I have no much to say about that day. Actually it was the second day of the 9th Aegean Contest.For someone who is not a "ham" (radioamateur) that means nothing but for a ham is like a fest. Ham teams looking for the best place to set up all their equipment (tranceivers-cables-antennas-power supplies-laptops etc). That what the J41P team did. They set up everything at the top of the mountain Panio using the buildings of the former NATO military base as their headquarter. And they did the right choice.

When i reached the top i found the team in a frenzy. 4 operators in a row with microphones on their hands talking loudly , calling CQ-CQ (seek for any radioamateur) and spelling various callsigns [every radioamateur get a callsign -something like a car license plate- and none else in the world can get the same. My callsign is SV1LHJ and it's one of a kind. Each part of the callsign has its own meaning. For instant, SV-1-LHJ. SV means Greece.Number 1 means a specific geographic part of Greece (a ham from Crete has no9 (SV9) from Macedonia no2 (SV2) etc. And the 3 letters at the end of the callsign is something like a serial number. The ham before me got the LHI and the next one got the LHK and so on.]

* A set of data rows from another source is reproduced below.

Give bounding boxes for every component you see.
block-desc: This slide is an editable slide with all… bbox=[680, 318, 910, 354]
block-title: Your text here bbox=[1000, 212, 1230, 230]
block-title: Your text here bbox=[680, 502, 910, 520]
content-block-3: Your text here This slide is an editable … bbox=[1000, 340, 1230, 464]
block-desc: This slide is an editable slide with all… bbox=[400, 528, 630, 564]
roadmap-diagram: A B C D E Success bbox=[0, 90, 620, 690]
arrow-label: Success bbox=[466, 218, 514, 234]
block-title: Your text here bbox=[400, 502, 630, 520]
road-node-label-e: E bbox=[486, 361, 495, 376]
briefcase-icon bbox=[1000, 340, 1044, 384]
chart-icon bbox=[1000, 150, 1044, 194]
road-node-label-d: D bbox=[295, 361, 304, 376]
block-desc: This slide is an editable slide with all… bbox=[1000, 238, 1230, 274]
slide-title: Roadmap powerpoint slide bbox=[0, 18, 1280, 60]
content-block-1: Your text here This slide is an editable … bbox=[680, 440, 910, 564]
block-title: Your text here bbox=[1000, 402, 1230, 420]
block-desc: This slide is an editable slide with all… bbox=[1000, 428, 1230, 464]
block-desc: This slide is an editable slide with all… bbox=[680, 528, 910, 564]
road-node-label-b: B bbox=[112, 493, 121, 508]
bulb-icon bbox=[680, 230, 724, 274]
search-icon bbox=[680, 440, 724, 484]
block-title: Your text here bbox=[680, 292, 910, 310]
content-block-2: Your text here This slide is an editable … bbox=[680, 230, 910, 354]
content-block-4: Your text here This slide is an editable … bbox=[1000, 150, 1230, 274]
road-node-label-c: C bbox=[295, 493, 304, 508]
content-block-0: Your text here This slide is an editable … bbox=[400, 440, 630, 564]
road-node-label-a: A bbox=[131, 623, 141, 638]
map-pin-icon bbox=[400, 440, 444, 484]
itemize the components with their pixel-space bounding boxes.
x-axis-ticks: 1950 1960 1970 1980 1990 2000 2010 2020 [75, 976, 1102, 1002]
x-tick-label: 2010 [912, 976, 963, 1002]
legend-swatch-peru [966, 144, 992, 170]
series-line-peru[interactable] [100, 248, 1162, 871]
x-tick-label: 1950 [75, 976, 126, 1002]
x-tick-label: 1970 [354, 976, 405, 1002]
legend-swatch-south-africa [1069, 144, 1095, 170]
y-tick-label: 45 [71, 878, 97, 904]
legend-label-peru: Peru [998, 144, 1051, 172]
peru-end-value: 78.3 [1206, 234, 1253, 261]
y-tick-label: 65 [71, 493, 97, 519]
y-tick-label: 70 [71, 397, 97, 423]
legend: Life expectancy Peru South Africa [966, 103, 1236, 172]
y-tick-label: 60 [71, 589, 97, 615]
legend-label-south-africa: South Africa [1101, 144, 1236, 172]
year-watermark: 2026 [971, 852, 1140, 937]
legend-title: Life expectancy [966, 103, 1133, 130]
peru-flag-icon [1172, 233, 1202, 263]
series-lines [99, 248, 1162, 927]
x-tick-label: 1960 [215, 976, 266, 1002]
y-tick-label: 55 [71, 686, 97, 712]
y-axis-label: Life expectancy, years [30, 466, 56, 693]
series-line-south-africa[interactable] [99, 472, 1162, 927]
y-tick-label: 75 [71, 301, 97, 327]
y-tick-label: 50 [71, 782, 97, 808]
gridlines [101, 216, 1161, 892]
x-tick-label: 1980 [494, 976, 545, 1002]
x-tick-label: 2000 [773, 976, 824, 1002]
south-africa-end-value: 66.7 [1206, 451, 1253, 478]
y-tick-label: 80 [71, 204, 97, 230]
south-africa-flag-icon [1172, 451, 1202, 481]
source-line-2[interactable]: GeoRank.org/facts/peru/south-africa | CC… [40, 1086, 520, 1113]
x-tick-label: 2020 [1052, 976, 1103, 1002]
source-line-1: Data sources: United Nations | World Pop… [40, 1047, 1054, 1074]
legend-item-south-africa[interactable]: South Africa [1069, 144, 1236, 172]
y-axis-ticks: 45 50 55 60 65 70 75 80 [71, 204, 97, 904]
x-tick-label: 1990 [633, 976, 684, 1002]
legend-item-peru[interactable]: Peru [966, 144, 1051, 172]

It was the second day of the contest and they were exhausted. I was forced to replaced a team member in order to took a nap. Ok. I made a long distance contact and the rest of the time i was screaming CQ-CQ with no reply. I was on 2 meters band in SSB with a horizontally polarized antenna. Because of the screaming my voice became totally husky, something that many women like but there weren't any around.

Anyway, my shift in front of the microphone was ended and i was enjoying the view from up there.




Then i drank a cold beer, took some pictures of the building debris around and drove back home. Then came the 'end' of a long weekend.

73 de SV1LHJ *


* 73 in radioamateur language means "bye" it's a salute. So. 73 to everyone.